FMEA can be expanded to integrate the results of the investigation of individual component failure modes, their probability of occurrence and detectability (limited in JIS T 14971:2020 to the extent that detection allows preventive measures to be taken), and the severity of the consequences. In order to perform FMEA, it is necessary to know the structure of the medical device in some detail.

Weaknesses of this technique are that it may be difficult to handle redundancy, it may be difficult to incorporate repair or preventive maintenance activities, and it is limited to a single fault condition.

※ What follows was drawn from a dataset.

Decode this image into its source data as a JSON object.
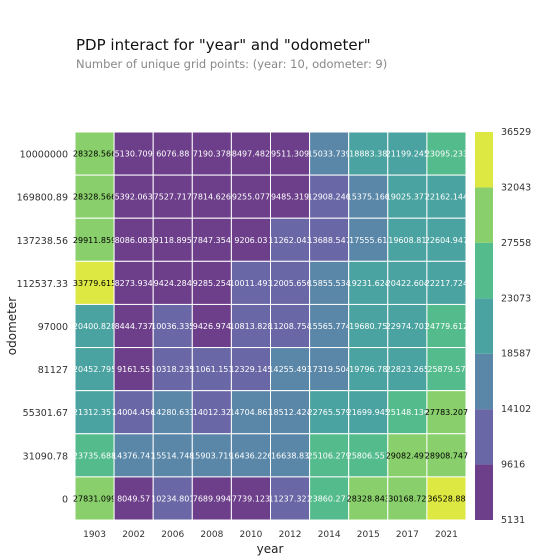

For a detailed FMEA procedure, the reader is referred to IEC 60812 [10].

Detectability (in JIS T 14971:2020, detectability is limited to the extent to which preventive measures are possible). As stated in the section “Detectability (in JIS T 14971:2020, limited to the extent to which detection enables preventive measures),” it was added that detectability may be used if detectability leads to preventive measures (prevention) against the occurrence of harm to patients or users when a defect in product quality occurs in the manufacturing process or other processes.
In process design (manufacturing), FMEA is an effective risk management tool.